And if there’d been a problem, like overcooked scallops, they would have damn well known it immediately and made things right.
    “So you’ve said. Time and time again. And as I’ve tried to explain it to you, time and time again, as impressive as their personalizing the diners’ experience was, and as much as they undoubtedly enjoyed greeting their guests, their restaurant was much smaller. More intimate. And undoubtedly run at a slower pace.”
    “Italians enjoy savoring their food without having to feel they’re being chased off so the chef can turn over tables faster.”
    He sighed. Heavily. As only the French could do. How was she suddenly the one defending her position?

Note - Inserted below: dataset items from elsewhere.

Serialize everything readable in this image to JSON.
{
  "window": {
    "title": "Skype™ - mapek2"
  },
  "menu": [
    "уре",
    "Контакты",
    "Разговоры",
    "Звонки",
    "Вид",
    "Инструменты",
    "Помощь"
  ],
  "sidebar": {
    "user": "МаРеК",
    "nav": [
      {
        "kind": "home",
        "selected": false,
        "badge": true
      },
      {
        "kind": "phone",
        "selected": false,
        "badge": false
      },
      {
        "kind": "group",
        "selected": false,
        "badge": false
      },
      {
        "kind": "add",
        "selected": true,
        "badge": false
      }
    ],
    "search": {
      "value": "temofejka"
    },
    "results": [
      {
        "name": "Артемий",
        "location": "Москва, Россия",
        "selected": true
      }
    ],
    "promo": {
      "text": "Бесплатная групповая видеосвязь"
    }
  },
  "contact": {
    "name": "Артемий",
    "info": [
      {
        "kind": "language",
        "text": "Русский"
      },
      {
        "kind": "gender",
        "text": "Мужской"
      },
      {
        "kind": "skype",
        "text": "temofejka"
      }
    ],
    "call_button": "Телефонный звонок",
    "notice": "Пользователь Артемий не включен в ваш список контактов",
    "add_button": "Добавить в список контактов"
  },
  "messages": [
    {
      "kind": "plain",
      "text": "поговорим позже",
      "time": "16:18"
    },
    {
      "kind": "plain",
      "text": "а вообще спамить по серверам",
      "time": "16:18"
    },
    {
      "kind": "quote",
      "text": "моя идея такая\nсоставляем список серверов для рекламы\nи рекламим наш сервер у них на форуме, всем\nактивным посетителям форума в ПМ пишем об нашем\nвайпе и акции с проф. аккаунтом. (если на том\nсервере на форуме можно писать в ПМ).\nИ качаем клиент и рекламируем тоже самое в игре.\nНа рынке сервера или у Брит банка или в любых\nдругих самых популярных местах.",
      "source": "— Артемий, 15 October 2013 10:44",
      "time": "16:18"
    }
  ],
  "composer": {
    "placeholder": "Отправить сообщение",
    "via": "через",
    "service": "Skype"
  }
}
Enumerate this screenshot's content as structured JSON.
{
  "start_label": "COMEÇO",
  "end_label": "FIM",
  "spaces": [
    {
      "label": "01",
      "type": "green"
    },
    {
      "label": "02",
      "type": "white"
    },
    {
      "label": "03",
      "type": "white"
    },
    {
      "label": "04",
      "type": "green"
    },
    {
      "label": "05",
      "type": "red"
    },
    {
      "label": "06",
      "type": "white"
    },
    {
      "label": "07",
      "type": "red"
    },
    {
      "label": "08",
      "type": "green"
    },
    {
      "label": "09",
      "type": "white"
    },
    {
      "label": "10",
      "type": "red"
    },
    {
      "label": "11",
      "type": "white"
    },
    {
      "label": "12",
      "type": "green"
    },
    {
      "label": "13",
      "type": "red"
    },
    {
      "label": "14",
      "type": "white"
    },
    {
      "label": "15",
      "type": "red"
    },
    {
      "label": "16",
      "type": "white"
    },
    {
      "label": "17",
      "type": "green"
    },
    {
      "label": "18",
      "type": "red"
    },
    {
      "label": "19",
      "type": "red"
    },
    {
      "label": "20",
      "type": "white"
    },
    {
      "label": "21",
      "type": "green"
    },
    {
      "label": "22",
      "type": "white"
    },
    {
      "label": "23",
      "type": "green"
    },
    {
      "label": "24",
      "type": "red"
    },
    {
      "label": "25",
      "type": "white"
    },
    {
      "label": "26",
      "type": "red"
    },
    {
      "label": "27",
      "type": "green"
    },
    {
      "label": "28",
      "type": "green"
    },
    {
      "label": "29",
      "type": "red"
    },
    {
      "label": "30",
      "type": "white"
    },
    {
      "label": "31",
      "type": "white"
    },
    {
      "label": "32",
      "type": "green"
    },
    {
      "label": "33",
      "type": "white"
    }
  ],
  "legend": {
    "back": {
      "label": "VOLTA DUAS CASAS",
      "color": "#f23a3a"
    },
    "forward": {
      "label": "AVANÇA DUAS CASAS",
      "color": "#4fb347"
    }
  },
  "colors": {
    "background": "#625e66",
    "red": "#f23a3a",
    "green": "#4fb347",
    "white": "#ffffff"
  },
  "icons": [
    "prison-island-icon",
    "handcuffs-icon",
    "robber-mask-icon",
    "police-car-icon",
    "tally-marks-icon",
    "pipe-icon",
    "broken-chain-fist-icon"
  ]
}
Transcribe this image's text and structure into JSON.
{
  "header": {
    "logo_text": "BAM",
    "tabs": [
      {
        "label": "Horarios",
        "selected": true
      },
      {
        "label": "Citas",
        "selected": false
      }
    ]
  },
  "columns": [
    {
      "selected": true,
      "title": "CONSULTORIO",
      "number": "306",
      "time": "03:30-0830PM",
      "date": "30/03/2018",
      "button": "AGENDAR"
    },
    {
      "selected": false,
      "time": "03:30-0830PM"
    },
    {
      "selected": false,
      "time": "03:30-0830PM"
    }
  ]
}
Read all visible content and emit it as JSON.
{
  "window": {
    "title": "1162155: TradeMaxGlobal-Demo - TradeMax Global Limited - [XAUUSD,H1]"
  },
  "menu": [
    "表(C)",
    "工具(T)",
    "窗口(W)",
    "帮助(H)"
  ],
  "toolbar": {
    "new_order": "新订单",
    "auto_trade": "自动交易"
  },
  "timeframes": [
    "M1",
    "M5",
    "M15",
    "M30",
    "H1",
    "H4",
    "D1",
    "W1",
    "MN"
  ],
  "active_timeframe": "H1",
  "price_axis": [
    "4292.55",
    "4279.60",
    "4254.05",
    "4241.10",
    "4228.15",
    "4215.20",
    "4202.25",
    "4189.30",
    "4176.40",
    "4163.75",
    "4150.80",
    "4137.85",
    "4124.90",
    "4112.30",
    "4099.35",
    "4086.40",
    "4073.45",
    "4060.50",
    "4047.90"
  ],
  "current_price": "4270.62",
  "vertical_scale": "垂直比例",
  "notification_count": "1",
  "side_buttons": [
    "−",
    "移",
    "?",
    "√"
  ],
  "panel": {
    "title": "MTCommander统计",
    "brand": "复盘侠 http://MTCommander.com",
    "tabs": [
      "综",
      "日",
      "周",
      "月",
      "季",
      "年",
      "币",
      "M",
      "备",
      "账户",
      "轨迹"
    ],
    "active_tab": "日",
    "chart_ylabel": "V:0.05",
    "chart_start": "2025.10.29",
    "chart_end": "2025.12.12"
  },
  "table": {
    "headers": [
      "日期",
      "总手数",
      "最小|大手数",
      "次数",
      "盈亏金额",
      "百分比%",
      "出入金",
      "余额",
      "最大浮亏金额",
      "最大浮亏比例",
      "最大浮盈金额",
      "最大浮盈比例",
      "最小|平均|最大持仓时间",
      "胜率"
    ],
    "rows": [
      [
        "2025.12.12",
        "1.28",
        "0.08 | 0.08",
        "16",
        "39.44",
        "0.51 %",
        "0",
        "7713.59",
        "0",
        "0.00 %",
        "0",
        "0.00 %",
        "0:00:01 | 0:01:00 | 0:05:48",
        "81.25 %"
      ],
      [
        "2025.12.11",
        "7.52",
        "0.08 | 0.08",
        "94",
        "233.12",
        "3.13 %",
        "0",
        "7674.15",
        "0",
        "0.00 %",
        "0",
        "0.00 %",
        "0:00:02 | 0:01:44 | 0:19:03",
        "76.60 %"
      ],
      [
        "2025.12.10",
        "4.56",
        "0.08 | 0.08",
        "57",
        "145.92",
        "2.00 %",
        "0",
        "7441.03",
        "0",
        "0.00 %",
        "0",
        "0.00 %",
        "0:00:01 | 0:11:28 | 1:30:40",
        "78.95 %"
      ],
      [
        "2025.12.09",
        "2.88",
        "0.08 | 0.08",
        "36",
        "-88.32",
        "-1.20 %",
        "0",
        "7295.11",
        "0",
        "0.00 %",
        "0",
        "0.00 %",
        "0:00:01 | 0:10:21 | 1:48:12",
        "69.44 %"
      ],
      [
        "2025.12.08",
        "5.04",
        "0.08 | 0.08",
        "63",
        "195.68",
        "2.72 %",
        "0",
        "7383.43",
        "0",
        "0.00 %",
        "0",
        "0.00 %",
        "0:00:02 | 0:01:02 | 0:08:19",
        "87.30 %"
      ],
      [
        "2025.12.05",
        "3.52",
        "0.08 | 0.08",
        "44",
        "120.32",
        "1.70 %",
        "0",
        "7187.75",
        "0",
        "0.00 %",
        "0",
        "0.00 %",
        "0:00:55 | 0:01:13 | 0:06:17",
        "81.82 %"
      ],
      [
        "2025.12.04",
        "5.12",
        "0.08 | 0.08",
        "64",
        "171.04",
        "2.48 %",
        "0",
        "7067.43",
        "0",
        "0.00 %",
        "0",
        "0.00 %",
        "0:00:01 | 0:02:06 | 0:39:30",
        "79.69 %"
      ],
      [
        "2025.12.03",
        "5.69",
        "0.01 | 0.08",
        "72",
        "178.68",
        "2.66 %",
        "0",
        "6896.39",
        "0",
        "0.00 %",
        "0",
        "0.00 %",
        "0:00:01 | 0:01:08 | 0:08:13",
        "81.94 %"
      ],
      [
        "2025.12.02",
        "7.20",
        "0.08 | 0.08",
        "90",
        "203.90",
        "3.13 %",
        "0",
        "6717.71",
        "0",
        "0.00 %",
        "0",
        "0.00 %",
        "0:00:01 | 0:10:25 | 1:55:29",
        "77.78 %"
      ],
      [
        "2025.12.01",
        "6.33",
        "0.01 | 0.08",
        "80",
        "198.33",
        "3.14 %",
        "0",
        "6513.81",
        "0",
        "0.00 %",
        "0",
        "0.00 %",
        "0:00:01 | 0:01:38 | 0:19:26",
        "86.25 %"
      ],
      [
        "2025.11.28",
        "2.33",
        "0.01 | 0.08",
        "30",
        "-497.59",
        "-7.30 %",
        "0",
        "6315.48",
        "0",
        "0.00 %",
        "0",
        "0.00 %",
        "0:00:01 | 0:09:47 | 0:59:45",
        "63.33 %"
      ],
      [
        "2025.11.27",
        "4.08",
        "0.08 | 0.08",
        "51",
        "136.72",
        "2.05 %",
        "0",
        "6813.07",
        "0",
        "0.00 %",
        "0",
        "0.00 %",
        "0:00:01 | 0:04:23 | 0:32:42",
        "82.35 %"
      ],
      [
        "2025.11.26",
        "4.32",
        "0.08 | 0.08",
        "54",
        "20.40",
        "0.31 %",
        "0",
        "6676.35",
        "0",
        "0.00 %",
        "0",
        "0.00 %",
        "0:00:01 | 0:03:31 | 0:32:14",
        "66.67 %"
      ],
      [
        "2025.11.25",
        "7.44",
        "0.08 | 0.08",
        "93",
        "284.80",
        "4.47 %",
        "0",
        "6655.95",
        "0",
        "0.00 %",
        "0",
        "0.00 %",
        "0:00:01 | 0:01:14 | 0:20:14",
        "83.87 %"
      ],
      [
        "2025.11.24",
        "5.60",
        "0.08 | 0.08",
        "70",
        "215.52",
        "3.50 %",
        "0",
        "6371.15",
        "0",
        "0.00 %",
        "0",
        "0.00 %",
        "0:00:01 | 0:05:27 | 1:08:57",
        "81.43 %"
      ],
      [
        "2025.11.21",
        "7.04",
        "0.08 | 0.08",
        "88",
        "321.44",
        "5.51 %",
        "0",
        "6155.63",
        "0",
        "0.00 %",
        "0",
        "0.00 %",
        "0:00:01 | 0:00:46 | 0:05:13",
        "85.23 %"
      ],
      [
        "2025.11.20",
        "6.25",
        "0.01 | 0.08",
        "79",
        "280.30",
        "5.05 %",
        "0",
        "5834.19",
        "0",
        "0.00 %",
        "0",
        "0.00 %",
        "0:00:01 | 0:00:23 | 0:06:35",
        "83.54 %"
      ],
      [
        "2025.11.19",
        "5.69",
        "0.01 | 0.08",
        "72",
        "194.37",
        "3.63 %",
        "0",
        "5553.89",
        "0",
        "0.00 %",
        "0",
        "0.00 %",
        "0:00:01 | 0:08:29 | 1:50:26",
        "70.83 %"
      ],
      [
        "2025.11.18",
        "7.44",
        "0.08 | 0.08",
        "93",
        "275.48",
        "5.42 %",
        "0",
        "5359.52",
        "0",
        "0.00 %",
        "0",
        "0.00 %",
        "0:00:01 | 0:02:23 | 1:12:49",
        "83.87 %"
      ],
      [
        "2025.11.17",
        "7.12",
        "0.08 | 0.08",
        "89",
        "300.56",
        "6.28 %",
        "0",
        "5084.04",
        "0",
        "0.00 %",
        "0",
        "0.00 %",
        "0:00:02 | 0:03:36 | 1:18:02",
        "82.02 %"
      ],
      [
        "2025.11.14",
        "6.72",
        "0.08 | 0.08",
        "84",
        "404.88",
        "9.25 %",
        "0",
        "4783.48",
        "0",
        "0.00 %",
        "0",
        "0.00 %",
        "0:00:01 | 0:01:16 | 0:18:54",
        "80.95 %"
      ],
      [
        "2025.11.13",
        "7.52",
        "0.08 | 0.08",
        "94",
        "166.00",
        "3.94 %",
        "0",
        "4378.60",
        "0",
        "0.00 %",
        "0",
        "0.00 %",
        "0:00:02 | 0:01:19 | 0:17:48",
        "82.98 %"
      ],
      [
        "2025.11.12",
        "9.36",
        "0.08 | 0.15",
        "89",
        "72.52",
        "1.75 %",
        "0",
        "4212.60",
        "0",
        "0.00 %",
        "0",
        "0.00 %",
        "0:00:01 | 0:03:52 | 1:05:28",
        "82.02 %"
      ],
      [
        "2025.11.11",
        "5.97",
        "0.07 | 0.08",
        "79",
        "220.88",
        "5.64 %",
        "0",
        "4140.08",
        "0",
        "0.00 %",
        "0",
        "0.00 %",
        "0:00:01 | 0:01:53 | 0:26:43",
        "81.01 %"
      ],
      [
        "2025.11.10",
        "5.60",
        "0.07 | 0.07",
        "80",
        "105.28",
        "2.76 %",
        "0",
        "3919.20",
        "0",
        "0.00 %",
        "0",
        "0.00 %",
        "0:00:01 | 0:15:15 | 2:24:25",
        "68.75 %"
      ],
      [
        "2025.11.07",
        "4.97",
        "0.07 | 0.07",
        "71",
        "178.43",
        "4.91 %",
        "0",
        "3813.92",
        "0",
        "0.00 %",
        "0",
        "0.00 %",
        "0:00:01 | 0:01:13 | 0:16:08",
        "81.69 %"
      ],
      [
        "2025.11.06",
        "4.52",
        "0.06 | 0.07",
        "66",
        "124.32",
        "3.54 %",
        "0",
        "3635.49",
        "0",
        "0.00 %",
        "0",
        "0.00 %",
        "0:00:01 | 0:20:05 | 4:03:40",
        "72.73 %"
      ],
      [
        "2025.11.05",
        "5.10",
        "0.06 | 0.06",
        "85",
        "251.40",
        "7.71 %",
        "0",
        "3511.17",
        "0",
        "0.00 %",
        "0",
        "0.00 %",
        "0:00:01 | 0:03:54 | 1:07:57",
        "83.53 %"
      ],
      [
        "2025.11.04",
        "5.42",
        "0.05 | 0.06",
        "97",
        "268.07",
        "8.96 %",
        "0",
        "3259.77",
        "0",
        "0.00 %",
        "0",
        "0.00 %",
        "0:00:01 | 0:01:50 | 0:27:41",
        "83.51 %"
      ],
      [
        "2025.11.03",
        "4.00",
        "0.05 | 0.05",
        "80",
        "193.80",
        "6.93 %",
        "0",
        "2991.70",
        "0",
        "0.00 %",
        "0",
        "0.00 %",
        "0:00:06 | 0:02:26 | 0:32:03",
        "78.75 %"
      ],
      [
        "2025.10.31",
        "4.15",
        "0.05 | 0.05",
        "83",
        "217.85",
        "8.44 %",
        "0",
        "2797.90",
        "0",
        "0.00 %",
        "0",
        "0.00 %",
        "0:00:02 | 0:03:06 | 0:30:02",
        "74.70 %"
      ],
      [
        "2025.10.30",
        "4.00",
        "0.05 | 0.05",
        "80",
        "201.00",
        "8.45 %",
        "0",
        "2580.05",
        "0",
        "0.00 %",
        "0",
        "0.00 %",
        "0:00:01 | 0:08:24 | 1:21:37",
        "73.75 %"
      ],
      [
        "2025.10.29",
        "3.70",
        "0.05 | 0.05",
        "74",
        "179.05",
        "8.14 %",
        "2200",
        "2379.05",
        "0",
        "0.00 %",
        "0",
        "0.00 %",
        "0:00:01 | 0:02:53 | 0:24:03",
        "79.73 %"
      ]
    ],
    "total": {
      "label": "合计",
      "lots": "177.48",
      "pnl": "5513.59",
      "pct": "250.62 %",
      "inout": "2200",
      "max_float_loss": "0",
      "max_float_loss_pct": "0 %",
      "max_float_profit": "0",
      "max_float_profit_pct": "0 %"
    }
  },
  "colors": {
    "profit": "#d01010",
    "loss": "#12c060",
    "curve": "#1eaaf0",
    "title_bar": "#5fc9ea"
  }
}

    “Times are different now,” he insisted. “People who buy an Armani suit don’t expect Giorgio Armani to be toiling away in some backroom sweatshop, personally sewing all the seams. Diners today are seeking a star-power experience in a fabulous environment that they can brag about to all their friends. They don’t care who’s actually preparing the food.”
    He was right about one thing: They’d had this conversation too many times to count. And it was more than obvious, even apart from his infidelity, that they’d never reach agreement.
    He’d steamrolled over her, as he always did. By their second anniversary, which she’d spent alone, he’d opened restaurants in Miami, Washington, and Chicago.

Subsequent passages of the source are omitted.